Joe had awakened to find the two slugs he'd taken in the Post Office scattered around him on his mattress. He didn't know how, but his body had extruded them during daysleep.

Then he'd fed—God, how he hated the word, the concept, the act. It made him feel like some sort of jungle animal; he would never get used to it. The women had decided to alternate, so Lacey had been the donor this time. The sun was just about down, and the three of them had taken their usual positions around the coffee table.

But Joe had noticed that Carole seemed withdrawn. She looked tired, but he sensed it was more than that.

"I'm okay" Carole said without looking at him.

Lacey said, "She's been like this all day." This earned her a brief glare from Carol. "Well it's true. You barely said two words to me before we went to sleep, and maybe half a dozen since we woke up."

"Didn't you sleep well?" Joe said.

"As a matter of fact, no," Carole said.

"Bad dreams?"

"In a way." She looked up, first at Joe, then at Lacey. "Are we proud of ourselves?"

"About what?" Joe said.

"About this morning."

"Yeah," Lacey said. "We reduced the world's undead population by eight and we learned something that could turn this fight around: kill one of the big-shot undead and a whole lot of others die too."

Carole said, "What about how we learned that secret?"

Lacey shook her head. "I'm not following."

Carole sighed and looked at the ceiling. "Torture.

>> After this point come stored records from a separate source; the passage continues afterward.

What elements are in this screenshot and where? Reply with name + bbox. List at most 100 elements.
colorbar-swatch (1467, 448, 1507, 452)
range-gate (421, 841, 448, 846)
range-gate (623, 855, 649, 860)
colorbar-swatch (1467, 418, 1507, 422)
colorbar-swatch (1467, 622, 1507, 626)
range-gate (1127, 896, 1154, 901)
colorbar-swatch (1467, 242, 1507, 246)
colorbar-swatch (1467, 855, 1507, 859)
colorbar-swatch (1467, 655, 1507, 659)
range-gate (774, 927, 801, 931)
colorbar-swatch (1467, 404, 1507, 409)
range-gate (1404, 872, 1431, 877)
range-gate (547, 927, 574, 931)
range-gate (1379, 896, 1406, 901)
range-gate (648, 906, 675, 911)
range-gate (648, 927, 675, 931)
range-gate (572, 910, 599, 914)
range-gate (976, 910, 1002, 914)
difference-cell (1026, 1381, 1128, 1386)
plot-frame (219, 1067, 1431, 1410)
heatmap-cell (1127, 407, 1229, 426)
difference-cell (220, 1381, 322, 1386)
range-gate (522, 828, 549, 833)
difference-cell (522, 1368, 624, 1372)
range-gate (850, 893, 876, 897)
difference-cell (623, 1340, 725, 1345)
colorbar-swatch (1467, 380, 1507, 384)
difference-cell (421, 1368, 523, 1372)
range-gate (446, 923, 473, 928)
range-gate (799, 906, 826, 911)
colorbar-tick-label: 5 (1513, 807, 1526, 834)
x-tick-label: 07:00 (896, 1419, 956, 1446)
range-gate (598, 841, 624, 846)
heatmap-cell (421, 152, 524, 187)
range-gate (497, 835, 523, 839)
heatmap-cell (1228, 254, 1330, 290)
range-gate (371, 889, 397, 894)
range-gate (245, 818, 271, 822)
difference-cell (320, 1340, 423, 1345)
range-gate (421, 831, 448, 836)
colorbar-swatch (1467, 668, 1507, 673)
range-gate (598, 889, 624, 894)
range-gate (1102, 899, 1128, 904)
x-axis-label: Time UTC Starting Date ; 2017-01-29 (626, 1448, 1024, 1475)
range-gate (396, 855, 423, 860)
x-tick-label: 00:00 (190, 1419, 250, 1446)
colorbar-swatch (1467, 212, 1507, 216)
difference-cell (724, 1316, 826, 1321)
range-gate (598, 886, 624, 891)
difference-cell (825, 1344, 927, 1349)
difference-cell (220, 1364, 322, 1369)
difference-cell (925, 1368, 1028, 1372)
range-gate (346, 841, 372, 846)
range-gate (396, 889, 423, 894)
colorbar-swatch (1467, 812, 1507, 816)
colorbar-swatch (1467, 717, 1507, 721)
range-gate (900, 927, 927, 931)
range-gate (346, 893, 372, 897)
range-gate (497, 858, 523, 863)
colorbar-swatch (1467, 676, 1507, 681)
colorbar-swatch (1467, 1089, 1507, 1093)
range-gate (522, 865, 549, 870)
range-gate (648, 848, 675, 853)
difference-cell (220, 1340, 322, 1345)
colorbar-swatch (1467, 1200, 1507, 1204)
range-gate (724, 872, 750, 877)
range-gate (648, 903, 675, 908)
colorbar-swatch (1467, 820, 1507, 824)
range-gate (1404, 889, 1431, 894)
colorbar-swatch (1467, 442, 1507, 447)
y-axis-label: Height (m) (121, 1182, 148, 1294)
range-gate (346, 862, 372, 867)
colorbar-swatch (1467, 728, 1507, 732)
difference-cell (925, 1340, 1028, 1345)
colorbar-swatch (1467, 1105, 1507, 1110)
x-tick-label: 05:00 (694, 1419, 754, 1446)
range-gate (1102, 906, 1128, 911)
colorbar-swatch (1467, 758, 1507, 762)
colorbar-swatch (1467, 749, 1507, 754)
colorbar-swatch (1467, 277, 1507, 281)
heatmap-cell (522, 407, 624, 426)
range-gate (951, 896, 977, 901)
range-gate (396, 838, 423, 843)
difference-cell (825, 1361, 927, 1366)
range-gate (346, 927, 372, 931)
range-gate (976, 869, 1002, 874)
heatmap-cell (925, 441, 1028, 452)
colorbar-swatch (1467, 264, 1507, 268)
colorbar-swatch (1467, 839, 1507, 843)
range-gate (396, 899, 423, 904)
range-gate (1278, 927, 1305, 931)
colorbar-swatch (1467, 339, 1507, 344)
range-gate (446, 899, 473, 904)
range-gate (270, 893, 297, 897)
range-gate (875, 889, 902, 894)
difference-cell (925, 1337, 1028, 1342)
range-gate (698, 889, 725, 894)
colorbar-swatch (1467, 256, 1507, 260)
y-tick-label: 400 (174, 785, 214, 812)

Am I the only one who's bothered by the fact that we tortured that creature into giving us the information?"

"Yeah," Lacey said with an edge on her voice. Joe could sense his niece's back rising. "I guess you could say you are. They're already dead, Carole."

"No, they're undead. And they very obviously feel pain."

"Hang on now," Joe said. He caught Carole's troubled gaze and held it. "We did what we had to, Carole. I didn't like it, and I'm sure Lacey didn't either, but this is war and—"

"A war for what?"

"For survival," Lacey said. "Them or us. This isn't a war of ideologies, Carole," Lacey said. "And it's not a war of religions either. This is a war for the survival of the human race."

"Even if we have to sacrifice our humanity to win it?"

Joe leaned back and kept silent. This wasn't what he'd wanted to talk to Carole about, but he sensed this argument had been brewing all day, maybe longer. Best to stay out of the line of fire unless it escalated too far.

"Ever hear of the Spanish Inquisition, Carole?" Lacey said. "That was 'humanity' at its most creative. We invented torture."

"You sound proud of it."

"Not at all. I look at a picture of a rack or an Iron Maiden and my stomach turns. My point is that we, as the living, don't exactly have clean hands when it comes to depravity."

"I'm not worried about humanity's hands," Carole said sofdy. "I'm worried about ours—the three of us. I'd like to believe that we deserve to win. But if in the process we become like the enemy, what have we won?"

"The right to survive!"

"Is that all you want?"

"No!" Lacey shot to her feet and pounded the table. "I want more! I want to see every single one of those bloodsucking parasites dead and rotting in the sun! They robbed me of the person I loved more than anyone in my life, they took my parents—maybe I was on rotten terms with them, and maybe I'll always be pissed at them for naming me Lacey, but they were still my parents—and then they took one of the few men in the world that I love and respect and tried to turn him into a monster like them. I want them gone,

Carole, I want them wiped off the face of the earth, and I want them to go screaming in agony, and I'm for doing whatever it takes to achieve that!" Her voice broke and tears streamed down her cheeks as she pounded the table with each word. "Whatever—it—takes!"

Joe rose, put an arm around Lacey's shoulders, and let her lean against him. Time to make peace.

"I'm okay," she said.

"No, you're not. None of us has been okay since the invasion. We're all damaged to varying degrees, but we all want the same thing. Carole has a valid point. We need to win—we must win—but maybe there should be a line we won't cross in order to win. I think we may have crossed that line at the Post Office."